Large Object Data Is Here

I recently blogged about the 5 C's of Big Data, and have since received inquiries about the "C" I named "Content," which was related to the size of large files or objects. The concept of large object data has been around IT for years, and databases support this type of data. Although there are no formally agreed upon parameters for what constitutes a large object -- I found a vendor that documented 32K as being large object data and another that suggested 8 TBs -- I arbitrarily set the cutoff in the 1GB range for a single object; anything 1GB or larger in my opinion is large object data. I grouped the large object data in the Big Data bucket because of the explosive growth in large objects in many organizations, which corresponds to the rapid data growth that has been called Big Data. More importantly, organizations have seen a growth in the need to perform analysis on this large object data, and that is really where the Big Data problem rears its ugly head.

Large object data can come from several types of systems and domains. Video and audio files are sources where single files can sometimes exceed 1GB, and the growth in these data sources continue to grow. One hour of video in high definition formats can range from +/- 1 to 2 GBs in size for 720p and 1080p, respectively. YouTube reports 72 hours of video are uploaded every minute. And although that alone is a Big Data problem for YouTube, organizations that rely on monitoring news feeds may desire to monitor YouTube feeds as well, since YouTube videos can be a source of news, which could be a Big Data problem for them.

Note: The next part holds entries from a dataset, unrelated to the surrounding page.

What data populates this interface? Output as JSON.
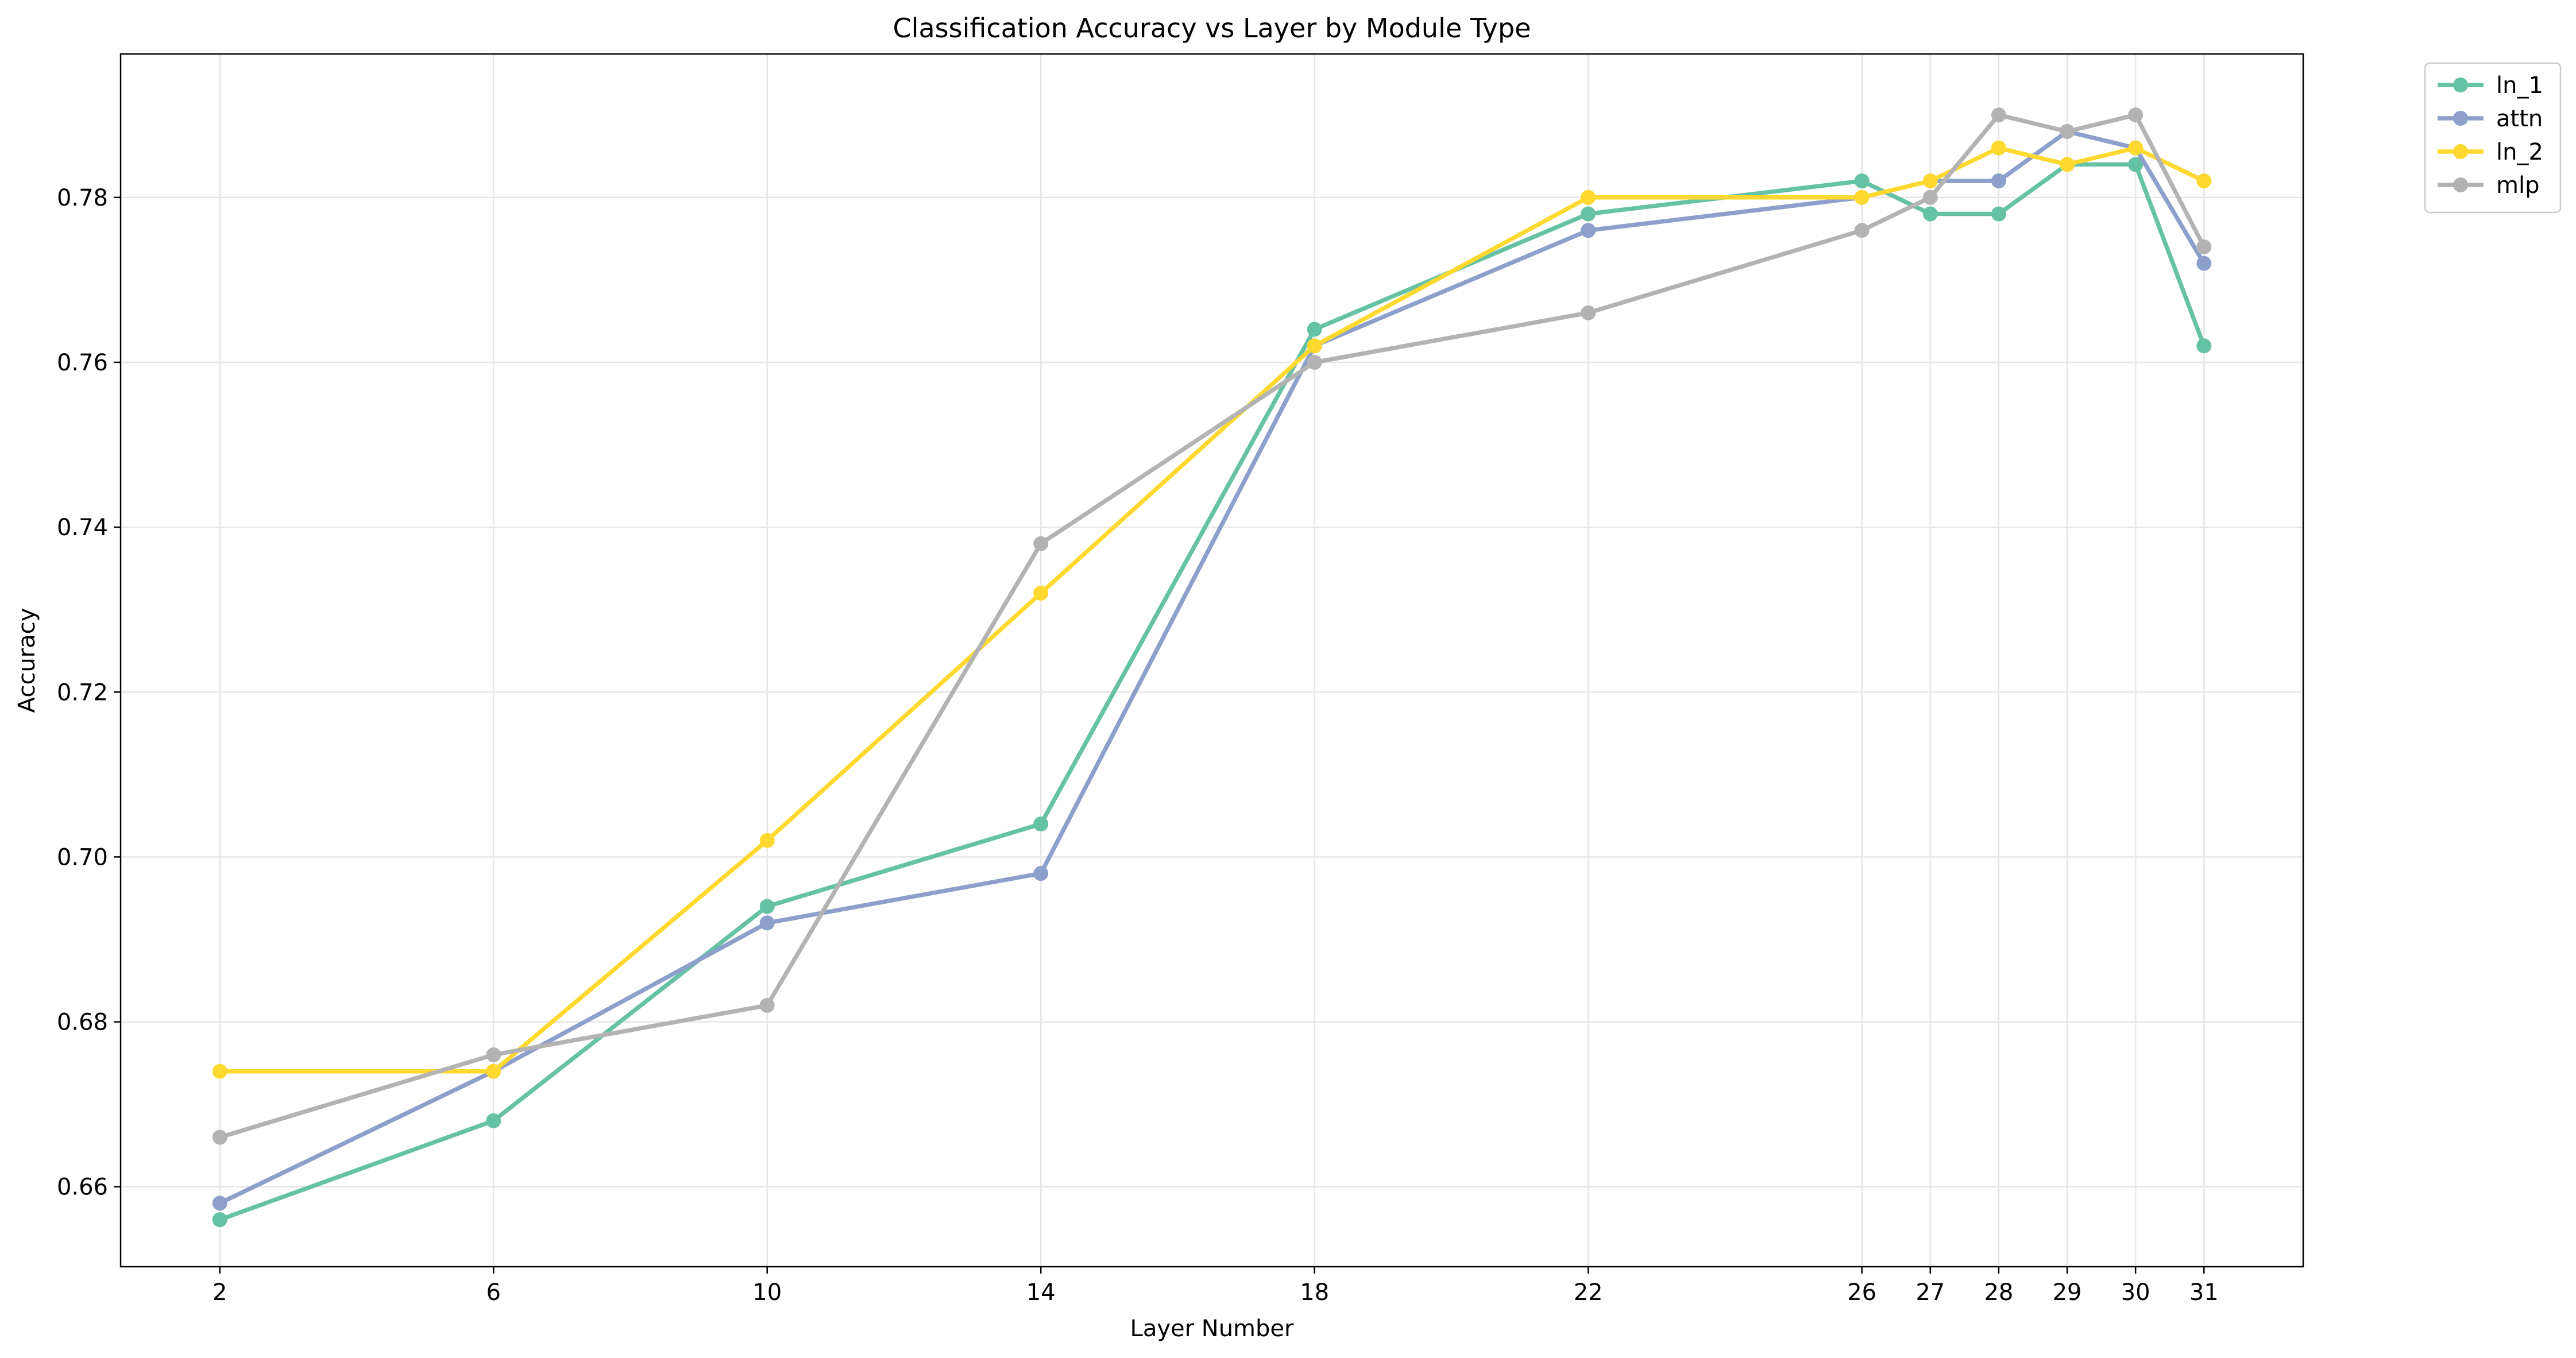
{
  "chart_data": {
    "type": "line",
    "title": "Classification Accuracy vs Layer by Module Type",
    "xlabel": "Layer Number",
    "ylabel": "Accuracy",
    "x": [
      2,
      6,
      10,
      14,
      18,
      22,
      26,
      27,
      28,
      29,
      30,
      31
    ],
    "x_ticks": [
      "2",
      "6",
      "10",
      "14",
      "18",
      "22",
      "26",
      "27",
      "28",
      "29",
      "30",
      "31"
    ],
    "xlim": [
      0.55,
      32.45
    ],
    "ylim": [
      0.6503,
      0.7974
    ],
    "y_ticks": [
      0.66,
      0.68,
      0.7,
      0.72,
      0.74,
      0.76,
      0.78
    ],
    "y_tick_labels": [
      "0.66",
      "0.68",
      "0.70",
      "0.72",
      "0.74",
      "0.76",
      "0.78"
    ],
    "grid": true,
    "legend_position": "outside-top-right",
    "series": [
      {
        "name": "ln_1",
        "color": "#66c2a5",
        "values": [
          0.656,
          0.668,
          0.694,
          0.704,
          0.764,
          0.778,
          0.782,
          0.778,
          0.778,
          0.784,
          0.784,
          0.762
        ]
      },
      {
        "name": "attn",
        "color": "#8da0cb",
        "values": [
          0.658,
          0.674,
          0.692,
          0.698,
          0.762,
          0.776,
          0.78,
          0.782,
          0.782,
          0.788,
          0.786,
          0.772
        ]
      },
      {
        "name": "ln_2",
        "color": "#ffd92f",
        "values": [
          0.674,
          0.674,
          0.702,
          0.732,
          0.762,
          0.78,
          0.78,
          0.782,
          0.786,
          0.784,
          0.786,
          0.782
        ]
      },
      {
        "name": "mlp",
        "color": "#b3b3b3",
        "values": [
          0.666,
          0.676,
          0.682,
          0.738,
          0.76,
          0.766,
          0.776,
          0.78,
          0.79,
          0.788,
          0.79,
          0.774
        ]
      }
    ]
  }
}
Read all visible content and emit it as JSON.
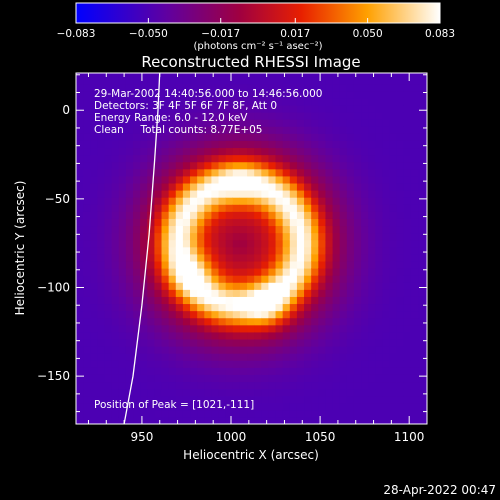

Specific industries have even larger dependence on video, such as video analysis for sports teams. Audit logs on heavily used systems can sometimes be a source of large object data. Although most organizations prune their audit logs long before they reach this size, I have seen organizations with single audit log files exceeding 5GBs. Performing analytics on this size of single file data can be complex, although, unlike some of the other types of large object data, large audit logs can often be easily split for analysis purposes. In the bioinformatics world, genome sequence files typically exceed 1GB, tens of GBs, and even hundreds of gigabytes. Organizations that analyze and compare genome sequences are working with a Big Data problem, and one of the driving costs for genome sequencing. Shapefiles used for maps on websites that aggregate data can often be in the 100s of MBs to GBs in size, and can present a Big Data issue when comparing shape files of the same area for differences. There are several other examples of large object data that are typical in specific industries and organizations in general.

Some of the tools used for processing typical Big Data issues are not necessarily suited for large object data, without some process up front to split the files. STORM, for example, is better at processing smaller, streaming messages. Of course, there are several examples where solutions applicable to other Big Data problems are successful working with large object data. There are libraries for genome sequence processing using HBase. HDFS is designed to support large files, with a theoretical limit of 512 yottabytes using a 64MB (default) block size. I hope I am retired before 512 YB files are the norm in IT.

Large object data will continue to grow across organizations. Fortunately, there exist cloud-based solutions that can help defeat these issues.